- Antecedent
- The left-hand operand of a conditional; the X is X \rightarrow Y.
- Axiom
- Something we accept as true without requiring a proof.
- Associative
- Of an operator, meaning the order of operations when several of that operator are applied in a row does not matter. To say some operator \cdot is associative means that (P \cdot Q) \cdot R \equiv P \cdot (Q \cdot R) for all propositions P, Q, and R.
- Biconditional
- See Iff.
- Bi-implication
- See Iff.
- Commutative
- Of an operator, meaning the order of its operands does not matter. To say some operator \cdot is commutative means that P \cdot Q \equiv Q \cdot P for all propositions P and Q.
- Conjunction
- Logical AND (\land).
- Consequent
- The right-hand operand of a conditional; the Y is X \rightarrow Y.
- Contradiction
- A logical expression that is equivalent to FALSE (\bot).
- De Morgan’s laws
Two specific, related logical equivalences; see our list of equivalences for their form.

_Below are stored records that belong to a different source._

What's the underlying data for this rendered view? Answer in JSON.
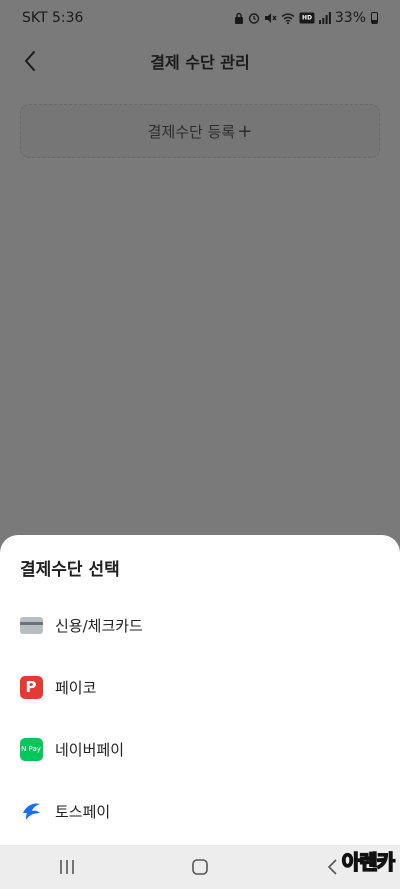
{
  "status_bar": {
    "carrier_time": "SKT 5:36",
    "battery": "33%",
    "icons": [
      "lock-icon",
      "alarm-icon",
      "mute-icon",
      "wifi-icon",
      "hd-voice-icon",
      "signal-icon",
      "battery-icon"
    ]
  },
  "header": {
    "title": "결제 수단 관리",
    "back_icon": "chevron-left-icon"
  },
  "register": {
    "label": "결제수단 등록",
    "plus": "+"
  },
  "sheet": {
    "title": "결제수단 선택",
    "options": [
      {
        "label": "신용/체크카드",
        "icon": "credit-card-icon"
      },
      {
        "label": "페이코",
        "icon": "payco-icon"
      },
      {
        "label": "네이버페이",
        "icon": "naver-pay-icon"
      },
      {
        "label": "토스페이",
        "icon": "toss-pay-icon"
      }
    ],
    "payco_icon_letter": "P",
    "npay_icon_text": "N Pay"
  },
  "navbar": {
    "buttons": [
      "recent-apps-icon",
      "home-icon",
      "back-icon"
    ]
  },
  "watermark": "아렌카",
  "colors": {
    "overlay": "#7a7a7a",
    "payco": "#e53935",
    "naver_pay": "#03c75a",
    "toss": "#1b6ef3"
  }
}
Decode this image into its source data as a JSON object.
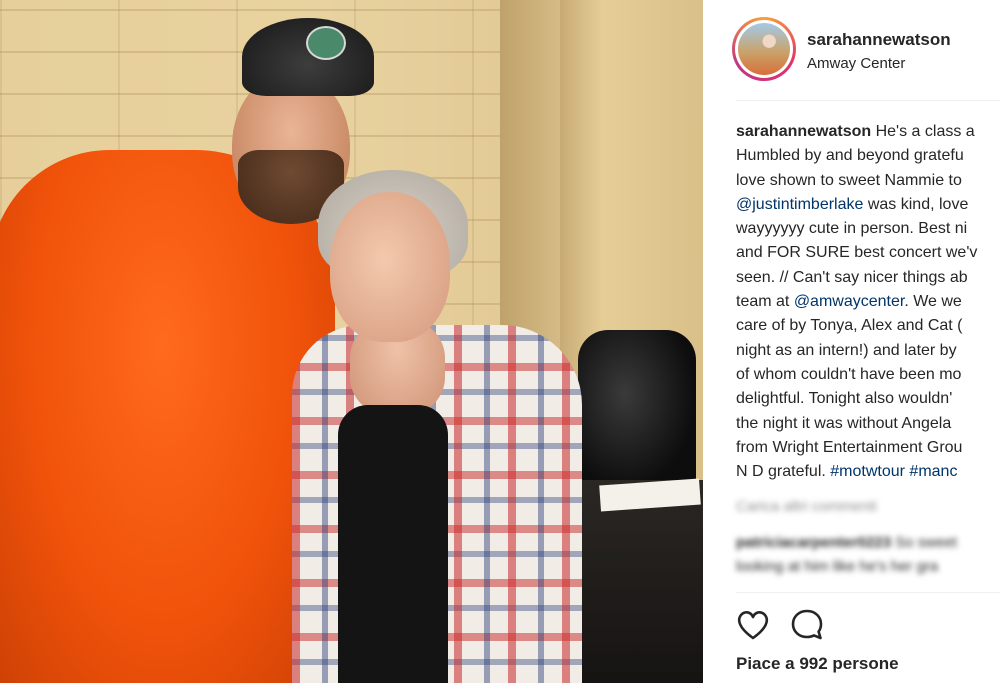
{
  "post": {
    "username": "sarahannewatson",
    "location": "Amway Center"
  },
  "caption": {
    "user": "sarahannewatson",
    "line1_text": " He's a class a",
    "line2": "Humbled by and beyond gratefu",
    "line3": "love shown to sweet Nammie to",
    "line4_mention": "@justintimberlake",
    "line4_text": " was kind, love",
    "line5": "wayyyyyy cute in person. Best ni",
    "line6": "and FOR SURE best concert we'v",
    "line7": "seen. // Can't say nicer things ab",
    "line8_text": "team at ",
    "line8_mention": "@amwaycenter",
    "line8_text2": ". We we",
    "line9": "care of by Tonya, Alex and Cat (",
    "line10": "night as an intern!) and later by",
    "line11": "of whom couldn't have been mo",
    "line12": "delightful. Tonight also wouldn'",
    "line13": "the night it was without Angela",
    "line14": "from Wright Entertainment Grou",
    "line15_text": "N D grateful. ",
    "line15_tag1": "#motwtour",
    "line15_space": " ",
    "line15_tag2": "#manc"
  },
  "comments": {
    "load_more": "Carica altri commenti",
    "comment1_user": "patriciacarpenter0223",
    "comment1_text": " So sweet",
    "comment2_text": "looking at him like he's her gra"
  },
  "actions": {
    "like_icon": "heart-icon",
    "comment_icon": "comment-bubble-icon"
  },
  "likes": {
    "text": "Piace a 992 persone"
  },
  "colors": {
    "text": "#262626",
    "link": "#003569",
    "muted": "#8e8e8e",
    "divider": "#efefef"
  }
}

Because of their related structure, it is not uncommon to refer to both together in the singular (i.e. De Morgan’s law
).
- Disjunction
- Logical OR (\lor).
- Domain
- The possible values a variable could take under a quantifier; for example, if the domain is
all animals
then \forall x \;.\; F(x) means F is true for all animals
.
- Equivalent
- Two logical expressions P and Q are equivalent if and only if the expression P \leftrightarrow Q is a tautology.
- Formula
- see Logical Expression.
- Iff
- A contraction of
if and only if
, a name for the operator \leftrightarrow.
- Logical Expression
- One or more propositions or predicates, combined with operators so that the whole is a predicate or proposition.
- Necessary
Cannot happen without. If A is a necessary condition for B, then we know both
- Without A, no B is possible. \lnot A \rightarrow \lnot B
- If you see B, A must also be. B \rightarrow A
Often used to suggest partial causation or a requirement. Compare Sufficient.
- Predicate
A single word for two related concepts:
- In logic, an incomplete proposition, where one or more component has been replaced by a Variable.

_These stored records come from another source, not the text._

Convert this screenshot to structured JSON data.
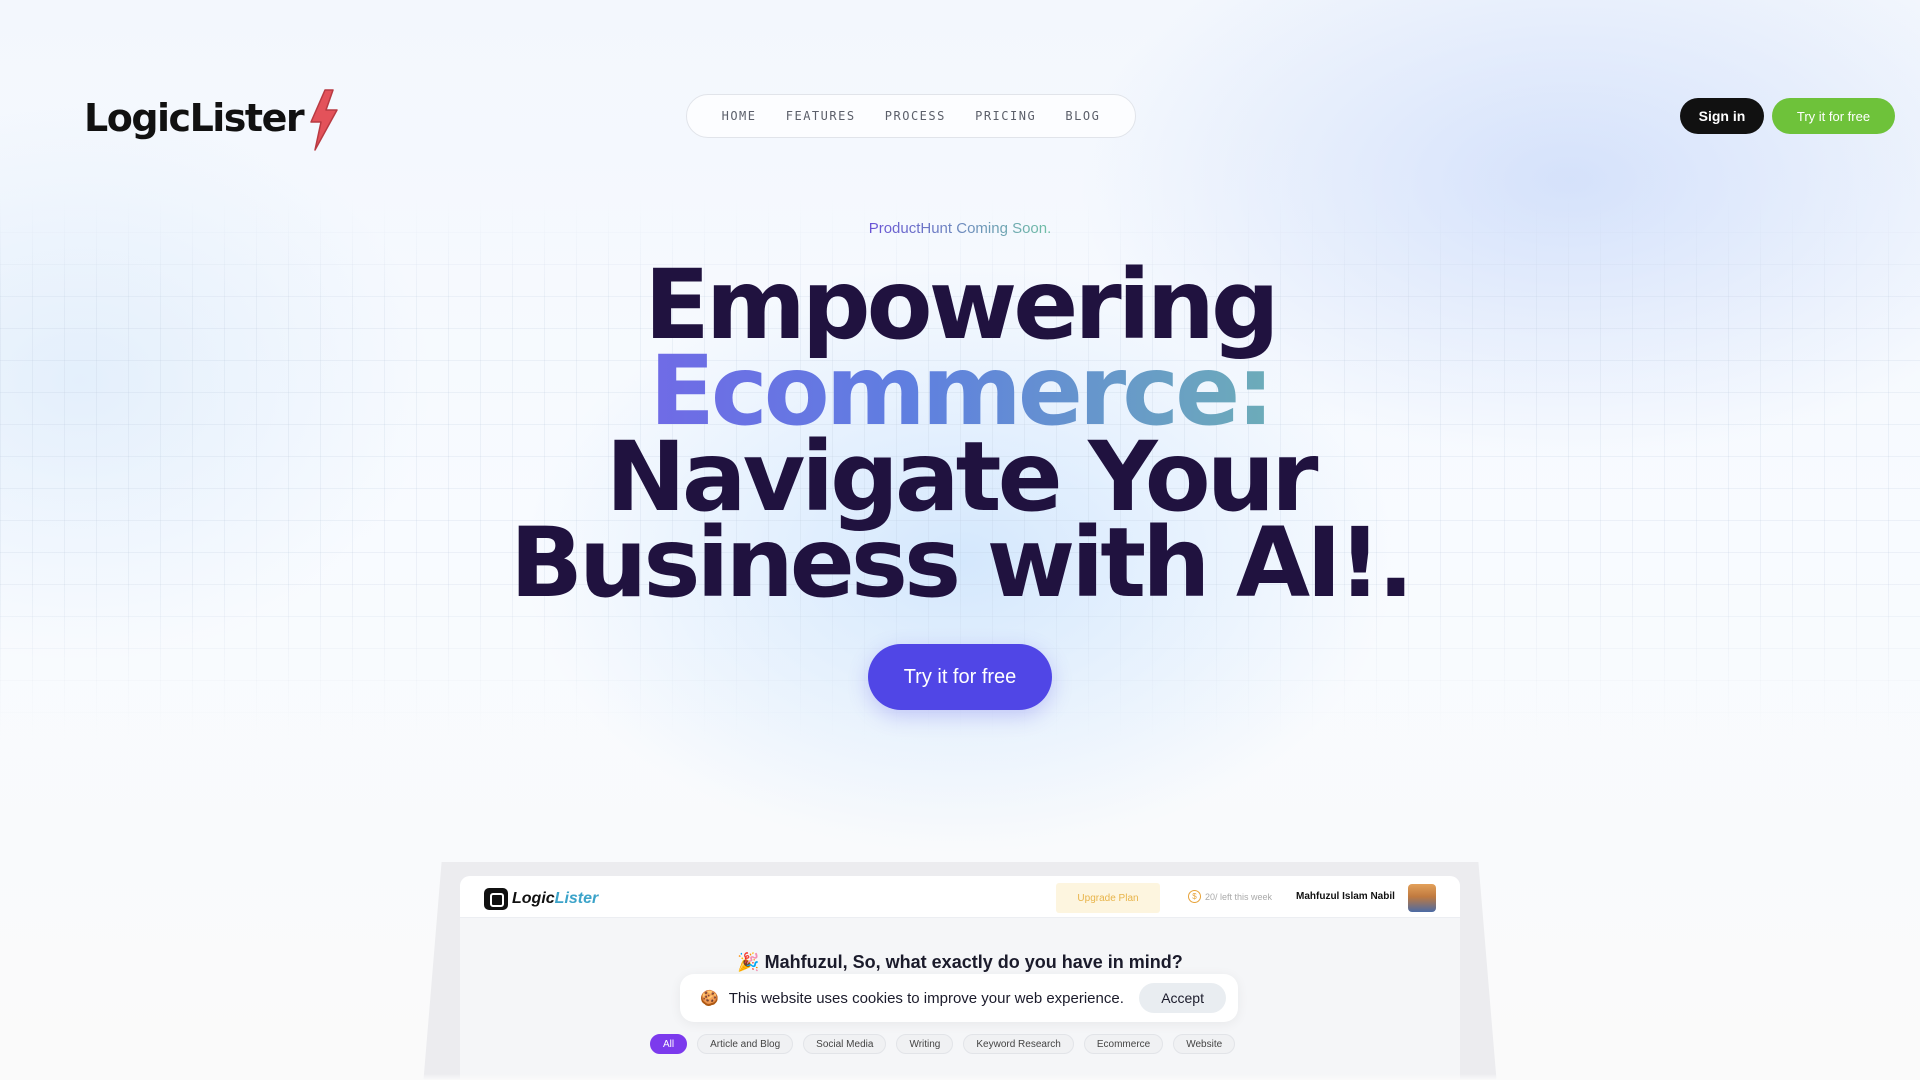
{
  "brand": {
    "name": "LogicLister",
    "accent_bolt": "#e3525a"
  },
  "nav": {
    "items": [
      "HOME",
      "FEATURES",
      "PROCESS",
      "PRICING",
      "BLOG"
    ]
  },
  "header": {
    "signin_label": "Sign in",
    "try_label": "Try it for free"
  },
  "hero": {
    "tagline": "ProductHunt Coming Soon.",
    "headline": {
      "line1": "Empowering",
      "line2": "Ecommerce:",
      "line3": "Navigate Your",
      "line4": "Business with AI!."
    },
    "cta_label": "Try it for free"
  },
  "mockup": {
    "logo_main": "Logic",
    "logo_accent": "Lister",
    "upgrade_label": "Upgrade Plan",
    "credits_text": "20/ left this week",
    "username": "Mahfuzul Islam Nabil",
    "prompt": "🎉 Mahfuzul, So, what exactly do you have in mind?",
    "chips": [
      "All",
      "Article and  Blog",
      "Social Media",
      "Writing",
      "Keyword Research",
      "Ecommerce",
      "Website"
    ]
  },
  "cookie": {
    "icon": "🍪",
    "message": "This website uses cookies to improve your web experience.",
    "accept_label": "Accept"
  },
  "colors": {
    "primary": "#5046e6",
    "green": "#6ec23a",
    "dark": "#111111",
    "headline": "#20123f",
    "chip_active": "#7c3aed"
  }
}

- In programming, a subroutine that (a) has no side-effects and (b) always returns a Boolean value.
- Proposition
- A statement that, by construction, must either be true or false.
- Quantifier
- One of \forall or \exists; some people also include \nexists while others think of that as being shorthand for \lnot \exists.
- Satisfiable
- A satisfiable expression is not a contradiction.
- Sentence
- see Logical Expression.
- Sufficient
Always happens if. If A is a sufficient condition for B, then we know both
- If you see A, B must also be. A \rightarrow B
- If you don’t see B, A can’t be. \lnot B \rightarrow \lnot A
Often used to suggest causation. Compare Necessary.
- Tautology
- A logical expression that is equivalent to TRUE (\top).
- Universe of Discourse
- see Domain.
- Variable
A single word for (at least) three concepts with similar but non-identical meaning:
- In algebra, a place-holder for a single numeric value.
- In logic, a place-holder for a single element from the Domain, generally used with Quantifiers and Predicates.
- In programming, a named region of memory that may take different values at different times.